William Morris, one of the key figures in the Arts & Crafts movement, adopted Broadway Tower as his studio during the 1880s, and encouraged Alfred Parsons RA to visit Broadway with his friends, including the American journalist, Lawrence Dutton. The short walk down Fish Hill from the Tower to the village was all it took to entice them to settle in Broadway, and a colony of artists, several of them American, soon followed. Francis Davis Millet, Edwin Austin Abbey RA, John Singer Sargent RA, George Henry Boughton RA, Edwin Howland Blashfield and Frederick Barnard all made Broadway their summer creative retreat. Frank Millet rented Farnham House, where in 1885 his friend John Singer Sargent started his iconic painting Carnation, Lily, Lily, Rose. The work was completed in 1886 in the grounds of nearby Russell House, where the mediaeval Abbot’s Grange had been converted into studios.

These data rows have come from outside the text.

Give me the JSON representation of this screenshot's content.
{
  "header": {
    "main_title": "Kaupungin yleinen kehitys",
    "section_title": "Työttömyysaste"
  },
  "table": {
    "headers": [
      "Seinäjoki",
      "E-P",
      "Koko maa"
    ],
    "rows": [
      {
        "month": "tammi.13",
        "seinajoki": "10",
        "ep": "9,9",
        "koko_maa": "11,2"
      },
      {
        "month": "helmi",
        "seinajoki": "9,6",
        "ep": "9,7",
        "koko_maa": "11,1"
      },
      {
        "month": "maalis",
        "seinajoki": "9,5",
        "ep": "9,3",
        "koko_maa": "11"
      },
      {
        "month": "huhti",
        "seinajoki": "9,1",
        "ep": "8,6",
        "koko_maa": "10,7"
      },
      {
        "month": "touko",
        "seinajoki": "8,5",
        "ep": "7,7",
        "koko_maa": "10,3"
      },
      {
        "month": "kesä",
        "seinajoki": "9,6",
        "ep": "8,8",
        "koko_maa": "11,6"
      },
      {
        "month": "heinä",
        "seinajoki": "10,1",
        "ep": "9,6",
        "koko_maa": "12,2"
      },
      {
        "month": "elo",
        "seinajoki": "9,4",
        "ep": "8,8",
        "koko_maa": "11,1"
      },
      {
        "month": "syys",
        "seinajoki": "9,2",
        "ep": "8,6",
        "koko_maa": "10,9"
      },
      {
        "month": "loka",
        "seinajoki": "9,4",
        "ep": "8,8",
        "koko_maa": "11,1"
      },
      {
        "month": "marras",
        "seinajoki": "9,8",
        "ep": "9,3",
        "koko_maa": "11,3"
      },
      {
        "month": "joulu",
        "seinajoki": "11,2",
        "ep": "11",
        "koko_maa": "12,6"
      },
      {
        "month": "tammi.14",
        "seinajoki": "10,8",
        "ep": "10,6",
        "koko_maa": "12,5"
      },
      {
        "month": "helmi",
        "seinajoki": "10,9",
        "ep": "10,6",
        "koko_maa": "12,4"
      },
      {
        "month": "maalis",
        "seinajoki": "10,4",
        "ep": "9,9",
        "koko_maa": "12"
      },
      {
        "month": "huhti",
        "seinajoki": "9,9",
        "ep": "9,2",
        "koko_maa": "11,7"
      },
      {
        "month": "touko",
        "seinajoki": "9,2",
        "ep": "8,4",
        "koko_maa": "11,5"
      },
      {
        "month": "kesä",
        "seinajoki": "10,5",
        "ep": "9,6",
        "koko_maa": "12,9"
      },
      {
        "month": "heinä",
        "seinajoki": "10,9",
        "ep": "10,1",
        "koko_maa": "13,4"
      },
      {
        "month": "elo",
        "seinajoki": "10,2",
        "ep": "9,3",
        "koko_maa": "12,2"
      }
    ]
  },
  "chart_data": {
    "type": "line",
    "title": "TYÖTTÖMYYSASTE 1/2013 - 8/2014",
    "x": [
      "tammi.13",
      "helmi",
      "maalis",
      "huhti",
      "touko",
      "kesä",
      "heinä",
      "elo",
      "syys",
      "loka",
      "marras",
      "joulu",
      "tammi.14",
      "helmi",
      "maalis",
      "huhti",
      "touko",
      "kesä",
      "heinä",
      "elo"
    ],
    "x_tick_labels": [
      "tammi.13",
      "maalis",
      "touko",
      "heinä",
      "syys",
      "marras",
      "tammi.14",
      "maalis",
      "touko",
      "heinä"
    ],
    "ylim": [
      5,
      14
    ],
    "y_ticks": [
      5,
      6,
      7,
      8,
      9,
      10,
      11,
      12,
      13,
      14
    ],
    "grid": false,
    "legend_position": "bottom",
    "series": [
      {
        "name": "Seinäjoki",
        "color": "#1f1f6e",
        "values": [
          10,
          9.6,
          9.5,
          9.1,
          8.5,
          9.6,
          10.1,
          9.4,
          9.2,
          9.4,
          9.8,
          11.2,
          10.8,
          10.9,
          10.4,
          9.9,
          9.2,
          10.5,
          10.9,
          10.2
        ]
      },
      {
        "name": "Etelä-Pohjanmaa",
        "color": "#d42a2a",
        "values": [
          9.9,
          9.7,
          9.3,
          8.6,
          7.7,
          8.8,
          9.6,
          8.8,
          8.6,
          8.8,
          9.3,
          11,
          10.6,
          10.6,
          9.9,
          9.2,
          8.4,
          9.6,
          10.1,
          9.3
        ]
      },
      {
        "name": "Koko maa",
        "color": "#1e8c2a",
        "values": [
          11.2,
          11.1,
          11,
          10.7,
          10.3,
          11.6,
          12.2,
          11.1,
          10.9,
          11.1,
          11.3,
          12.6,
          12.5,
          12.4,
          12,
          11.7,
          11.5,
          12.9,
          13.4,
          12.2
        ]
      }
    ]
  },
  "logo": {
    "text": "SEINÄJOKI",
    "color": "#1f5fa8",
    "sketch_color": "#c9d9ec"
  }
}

Writers, poets and performing artists were also drawn to the village. Henry James, E V Lucas and Edmund Gosse were captivated by the spirit of Broadway and felt that here they had discovered ‘Old England’. Mary Anderson (the first American actress to play Rosalind at Stratford upon Avon) was so taken with the village that she and her husband, Antonio de Navarro, bought Court Farm. Their celebrity status brought many more artistic types to Broadway, and with musician Maude Valerie White living next door in Bell Farm, intimate concerts and composing were encouraged at the top end of the High Street. Edward Elgar, another Worcestershire great who was given Lygon ‘encouragement,& also found its quiet cottages and meadows inspirational.

Broadway has many fascinating stories to tell of its creative past, including J M W Turner sketching en route to Evesham, Alma Tadema and Evelyn Waugh enjoying the Lygon Arms, J M Barrie playing cricket on the village green, German prisoners of war painting delightful pictures of Broadway on discarded pieces of wood, and Sir Gordon Russell producing his iconic furniture. The tradition has been kept alive by the art galleries and antique shops which have for years lined the High Street. Today artists still live and work in the village, ensuring that Broadway’s continuing influence and involvement with the Arts is in safe hands.